VAGOsolutions/Llama-3-SauerkrautLM-8b-Instruct Overview
VAGOsolutions/Llama-3-SauerkrautLM-8b-Instruct is an 8 billion parameter instruction-tuned model, a collaborative effort between VAGO Solutions and Hyperspace.ai. It is built upon Meta's Llama-3-8B-Instruct and has undergone a two-stage DPO (Direct Preference Optimization) fine-tuning process using 70k and 20k data points respectively. A key differentiator for this model is its enhanced performance in German, achieved by feeding it with curated German data, while also maintaining strong English capabilities.

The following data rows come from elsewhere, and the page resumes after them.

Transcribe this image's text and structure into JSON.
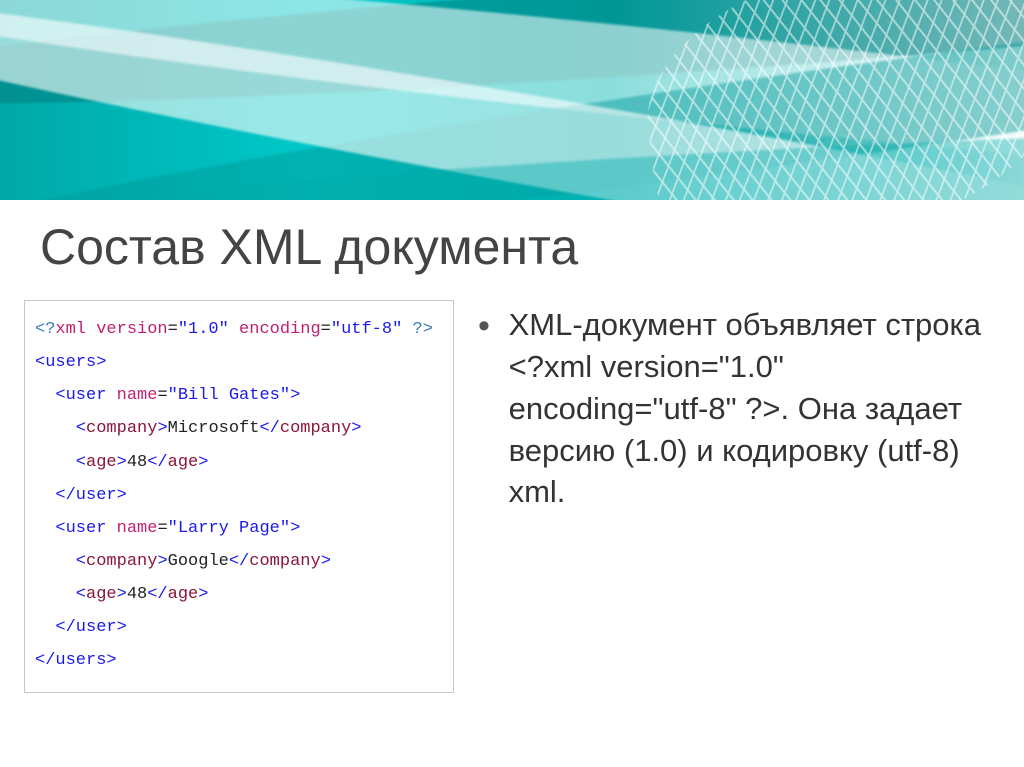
{
  "title": "Состав XML документа",
  "code": {
    "line1_a": "<?",
    "line1_b": "xml version",
    "line1_c": "=",
    "line1_d": "\"1.0\"",
    "line1_e": " encoding",
    "line1_f": "=",
    "line1_g": "\"utf-8\"",
    "line1_h": " ?>",
    "l2_open_users": "<users>",
    "l3_a": "  <user ",
    "l3_b": "name",
    "l3_c": "=",
    "l3_d": "\"Bill Gates\"",
    "l3_e": ">",
    "l4_a": "    <company>",
    "l4_b": "Microsoft",
    "l4_c": "</company>",
    "l5_a": "    <age>",
    "l5_b": "48",
    "l5_c": "</age>",
    "l6_close_user": "  </user>",
    "l7_a": "  <user ",
    "l7_b": "name",
    "l7_c": "=",
    "l7_d": "\"Larry Page\"",
    "l7_e": ">",
    "l8_a": "    <company>",
    "l8_b": "Google",
    "l8_c": "</company>",
    "l9_a": "    <age>",
    "l9_b": "48",
    "l9_c": "</age>",
    "l10_close_user": "  </user>",
    "l11_close_users": "</users>"
  },
  "bullet": {
    "text": "XML-документ объявляет строка <?xml version=\"1.0\" encoding=\"utf-8\" ?>. Она задает версию (1.0) и кодировку (utf-8) xml."
  }
}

Key Capabilities & Features
- Bilingual Proficiency: Optimized for both German and English language tasks.
- DPO Alignment: Aligned using DPO for improved instruction following.

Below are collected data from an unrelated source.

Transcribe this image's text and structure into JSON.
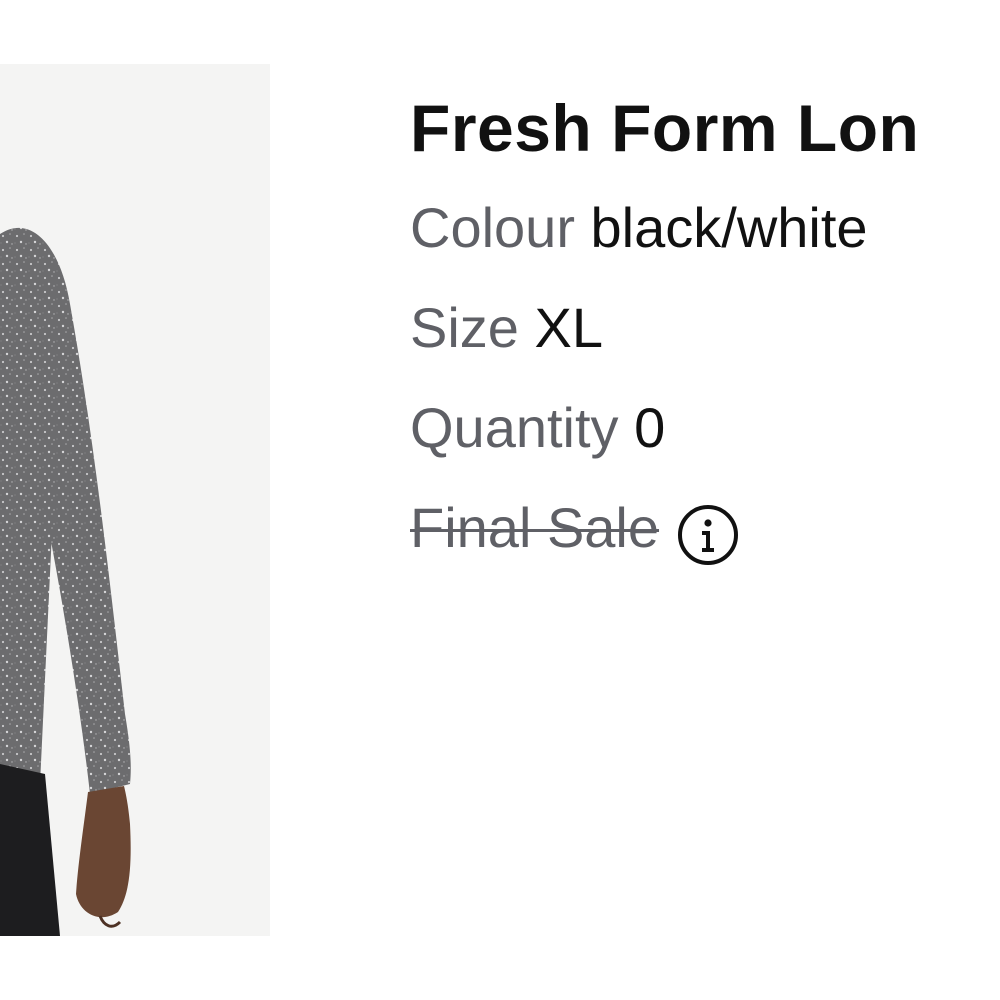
{
  "product": {
    "title": "Fresh Form Lon",
    "colour_label": "Colour",
    "colour_value": "black/white",
    "size_label": "Size",
    "size_value": "XL",
    "quantity_label": "Quantity",
    "quantity_value": "0",
    "final_sale_label": "Final Sale"
  },
  "icons": {
    "info": "info-circle-icon"
  },
  "colors": {
    "text_primary": "#111111",
    "text_secondary": "#5f6066",
    "image_background": "#f4f4f3"
  }
}
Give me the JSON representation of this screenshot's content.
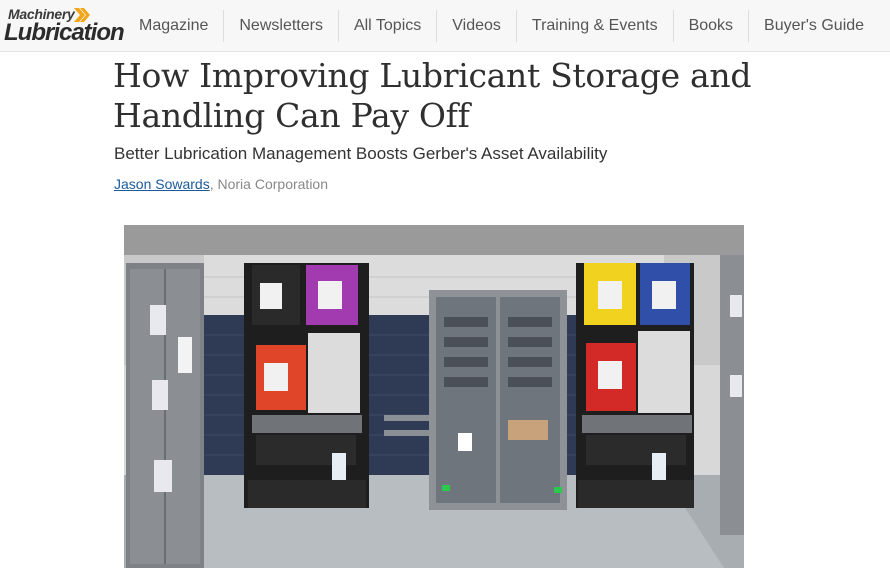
{
  "logo": {
    "line1": "Machinery",
    "line2": "Lubrication"
  },
  "nav": {
    "items": [
      {
        "label": "Magazine"
      },
      {
        "label": "Newsletters"
      },
      {
        "label": "All Topics"
      },
      {
        "label": "Videos"
      },
      {
        "label": "Training & Events"
      },
      {
        "label": "Books"
      },
      {
        "label": "Buyer's Guide"
      }
    ]
  },
  "article": {
    "title": "How Improving Lubricant Storage and Handling Can Pay Off",
    "subtitle": "Better Lubrication Management Boosts Gerber's Asset Availability",
    "author": "Jason Sowards",
    "separator": ", ",
    "organization": "Noria Corporation"
  },
  "colors": {
    "accent": "#f2a516",
    "link": "#1a5a9e",
    "nav_bg": "#f7f7f7"
  }
}
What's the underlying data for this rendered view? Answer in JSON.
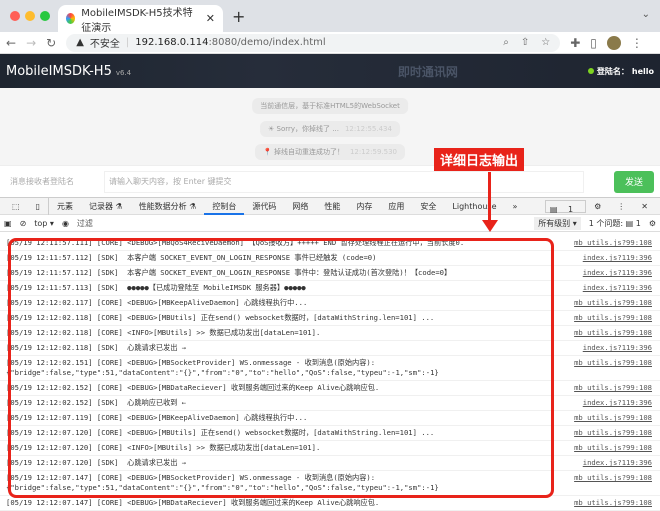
{
  "browser": {
    "tab_title": "MobileIMSDK-H5技术特征演示",
    "insecure": "不安全",
    "host": "192.168.0.114",
    "path": ":8080/demo/index.html"
  },
  "app": {
    "title": "MobileIMSDK-H5",
    "version": "v6.4",
    "brand": "即时通讯网",
    "login_label": "登陆名：",
    "login_user": "hello"
  },
  "chat": {
    "messages": [
      {
        "text": "当前通信层，基于标准HTML5的WebSocket",
        "time": ""
      },
      {
        "text": "☀ Sorry，你掉线了 ...",
        "time": "12:12:55.434"
      },
      {
        "text": "📍 掉线自动重连成功了！",
        "time": "12:12:59.530"
      }
    ],
    "receiver_placeholder": "消息接收者登陆名",
    "input_placeholder": "请输入聊天内容，按 Enter 键提交",
    "send_label": "发送"
  },
  "devtools": {
    "tabs": [
      "元素",
      "记录器 ⚗",
      "性能数据分析 ⚗",
      "控制台",
      "源代码",
      "网络",
      "性能",
      "内存",
      "应用",
      "安全",
      "Lighthouse",
      "»"
    ],
    "active_tab": "控制台",
    "issues_badge": "1",
    "context": "top ▾",
    "filter_placeholder": "过滤",
    "levels": "所有级别 ▾",
    "issues": "1 个问题: ",
    "issues_count": "1"
  },
  "annotation": "详细日志输出",
  "logs": [
    {
      "m": "[05/19 12:11:57.111] [CORE] <DEBUG>[MBQoS4ReciveDaemon] 【QoS接收方】+++++ END 暂存处理线程正在运行中，当前长度0.",
      "s": "mb_utils.js?99:108"
    },
    {
      "m": "[05/19 12:11:57.112] [SDK]  本客户端 SOCKET_EVENT_ON_LOGIN_RESPONSE 事件已经触发 (code=0)",
      "s": "index.js?119:396"
    },
    {
      "m": "[05/19 12:11:57.112] [SDK]  本客户端 SOCKET_EVENT_ON_LOGIN_RESPONSE 事件中：登陆认证成功(首次登陆)！【code=0】",
      "s": "index.js?119:396"
    },
    {
      "m": "[05/19 12:11:57.113] [SDK]  ●●●●●【已成功登陆至 MobileIMSDK 服务器】●●●●●",
      "s": "index.js?119:396"
    },
    {
      "m": "[05/19 12:12:02.117] [CORE] <DEBUG>[MBKeepAliveDaemon] 心跳线程执行中...",
      "s": "mb_utils.js?99:108"
    },
    {
      "m": "[05/19 12:12:02.118] [CORE] <DEBUG>[MBUtils] 正在send() websocket数据时，[dataWithString.len=101] ...",
      "s": "mb_utils.js?99:108"
    },
    {
      "m": "[05/19 12:12:02.118] [CORE] <INFO>[MBUtils] >> 数据已成功发出[dataLen=101].",
      "s": "mb_utils.js?99:108"
    },
    {
      "m": "[05/19 12:12:02.118] [SDK]  心跳请求已发出 →",
      "s": "index.js?119:396"
    },
    {
      "m": "[05/19 12:12:02.151] [CORE] <DEBUG>[MBSocketProvider] WS.onmessage - 收到消息(原始内容):\n{\"bridge\":false,\"type\":51,\"dataContent\":\"{}\",\"from\":\"0\",\"to\":\"hello\",\"QoS\":false,\"typeu\":-1,\"sm\":-1}",
      "s": "mb_utils.js?99:108"
    },
    {
      "m": "[05/19 12:12:02.152] [CORE] <DEBUG>[MBDataReciever] 收到服务端回过来的Keep Alive心跳响应包.",
      "s": "mb_utils.js?99:108"
    },
    {
      "m": "[05/19 12:12:02.152] [SDK]  心跳响应已收到 ←",
      "s": "index.js?119:396"
    },
    {
      "m": "[05/19 12:12:07.119] [CORE] <DEBUG>[MBKeepAliveDaemon] 心跳线程执行中...",
      "s": "mb_utils.js?99:108"
    },
    {
      "m": "[05/19 12:12:07.120] [CORE] <DEBUG>[MBUtils] 正在send() websocket数据时，[dataWithString.len=101] ...",
      "s": "mb_utils.js?99:108"
    },
    {
      "m": "[05/19 12:12:07.120] [CORE] <INFO>[MBUtils] >> 数据已成功发出[dataLen=101].",
      "s": "mb_utils.js?99:108"
    },
    {
      "m": "[05/19 12:12:07.120] [SDK]  心跳请求已发出 →",
      "s": "index.js?119:396"
    },
    {
      "m": "[05/19 12:12:07.147] [CORE] <DEBUG>[MBSocketProvider] WS.onmessage - 收到消息(原始内容):\n{\"bridge\":false,\"type\":51,\"dataContent\":\"{}\",\"from\":\"0\",\"to\":\"hello\",\"QoS\":false,\"typeu\":-1,\"sm\":-1}",
      "s": "mb_utils.js?99:108"
    },
    {
      "m": "[05/19 12:12:07.147] [CORE] <DEBUG>[MBDataReciever] 收到服务端回过来的Keep Alive心跳响应包.",
      "s": "mb_utils.js?99:108"
    }
  ]
}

- Llama-3 Base: Benefits from the robust architecture of Meta's Llama-3-8B-Instruct.
- Quantized Versions: Available in HF, EXL2, and GGUF formats for flexible deployment.
Performance Highlights
- Open LLM Leaderboard Average: Achieves an average score of 74.57 across ARC, HellaSwag, MMLU, TruthfulQA, Winogrande, and GSM8K.
- MT-Bench English: Scores an average of 7.903125, with a slight reduction compared to the original Llama-3-8B-Instruct due to specific instruction training.

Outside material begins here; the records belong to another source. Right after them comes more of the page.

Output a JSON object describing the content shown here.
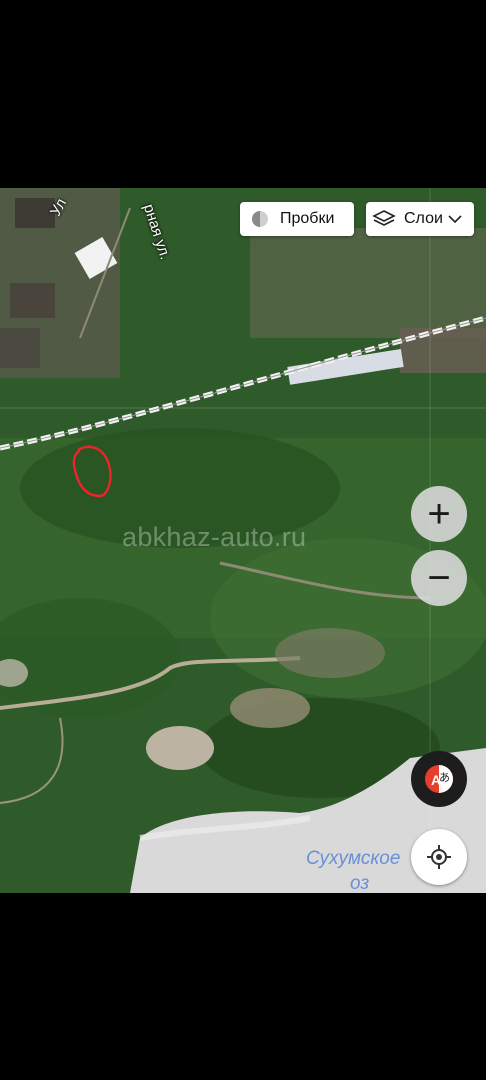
{
  "map": {
    "controls": {
      "traffic_label": "Пробки",
      "layers_label": "Слои",
      "zoom_in": "+",
      "zoom_out": "−"
    },
    "streets": [
      "Ул",
      "рная ул."
    ],
    "water_label": {
      "line1": "Сухумское",
      "line2": "оз"
    },
    "watermark": "abkhaz-auto.ru"
  },
  "colors": {
    "marker_circle": "#e8262b",
    "vegetation": "#2f5a2a",
    "water": "#d8d8d8",
    "railway": "#f0f0f0"
  }
}
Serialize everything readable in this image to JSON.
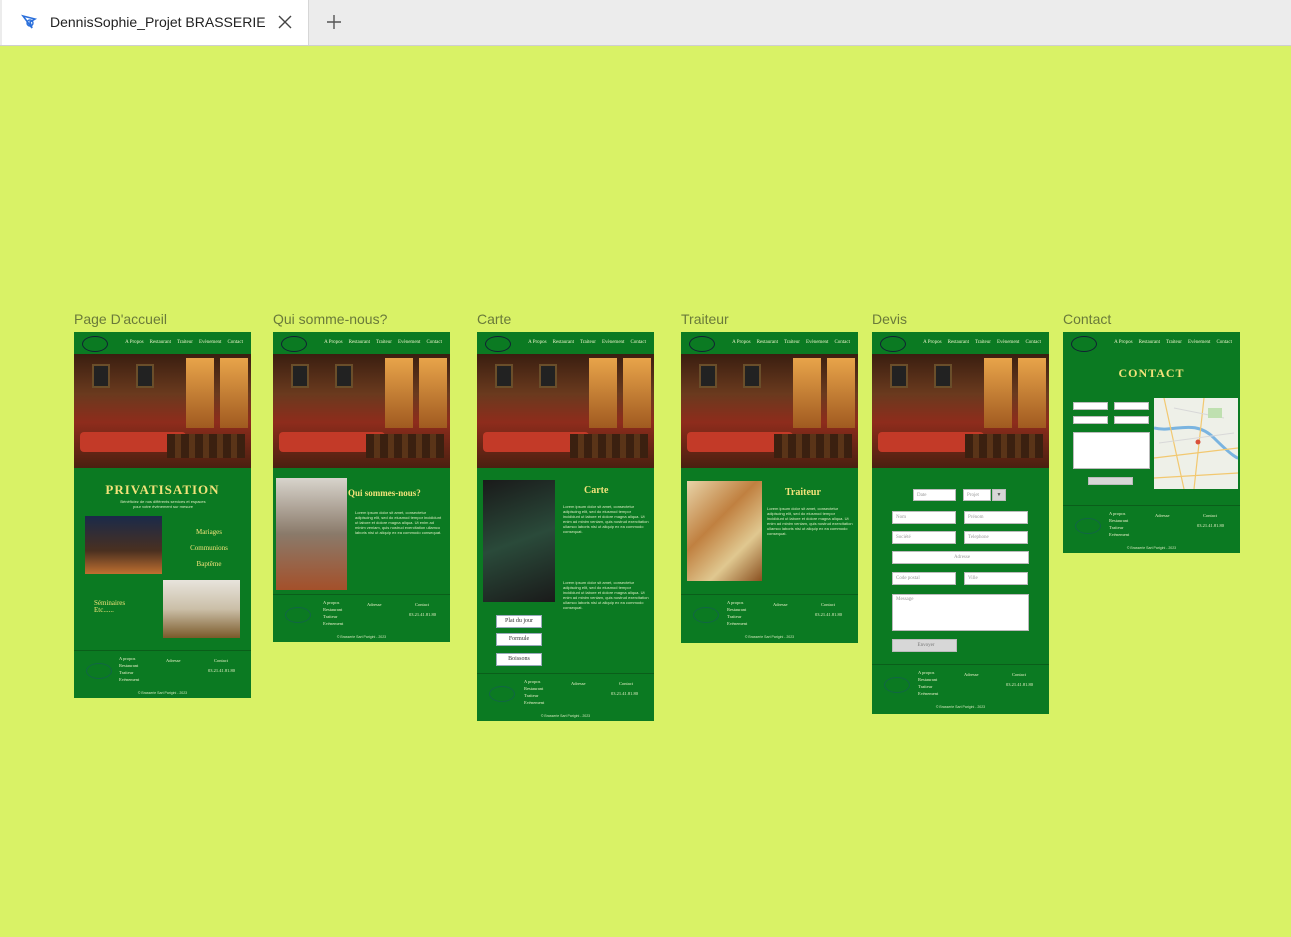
{
  "browser": {
    "tab_title": "DennisSophie_Projet BRASSERIE",
    "new_tab_label": "+"
  },
  "frames": {
    "accueil": {
      "label": "Page D'accueil",
      "hero_title": "PRIVATISATION",
      "intro": "Bénéficiez de nos différents services et espaces pour votre événement sur mesure",
      "services": [
        "Mariages",
        "Communions",
        "Baptême"
      ],
      "services2": [
        "Séminaires",
        "Etc......"
      ]
    },
    "qui": {
      "label": "Qui somme-nous?",
      "heading": "Qui sommes-nous?"
    },
    "carte": {
      "label": "Carte",
      "heading": "Carte",
      "buttons": [
        "Plat du jour",
        "Formule",
        "Boissons"
      ]
    },
    "traiteur": {
      "label": "Traiteur",
      "heading": "Traiteur"
    },
    "devis": {
      "label": "Devis",
      "date": "Date",
      "projet": "Projet",
      "nom": "Nom",
      "prenom": "Prénom",
      "societe": "Société",
      "telephone": "Telephone",
      "adresse": "Adresse",
      "code_postal": "Code postal",
      "ville": "Ville",
      "message": "Message",
      "envoyer": "Envoyer"
    },
    "contact": {
      "label": "Contact",
      "heading": "CONTACT"
    }
  },
  "nav": [
    "A Propos",
    "Restaurant",
    "Traiteur",
    "Evènement",
    "Contact"
  ],
  "footer": {
    "links": [
      "A propos",
      "Restaurant",
      "Traiteur",
      "Evènement"
    ],
    "adresse_title": "Adresse",
    "contact_title": "Contact",
    "phone": "03.21.41.81.80",
    "copyright": "© Brasserie Sart Parigini - 2023"
  },
  "lorem": "Lorem ipsum dolor sit amet, consectetur adipiscing elit, sed do eiusmod tempor incididunt ut labore et dolore magna aliqua. Ut enim ad minim veniam, quis nostrud exercitation ullamco laboris nisi ut aliquip ex ea commodo consequat."
}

- MT-Bench German: Demonstrates strong German conversational ability with an average score of 7.65625.
- German RAG LLM Evaluation: Achieves an accuracy of 0.910, indicating strong performance in German Retrieval Augmented Generation tasks.
Use Cases
This model is particularly well-suited for applications requiring a capable instruction-following LLM with a strong emphasis on German language understanding and generation, alongside general English conversational abilities. Its fine-tuning with curated German data makes it a valuable asset for German-centric AI solutions.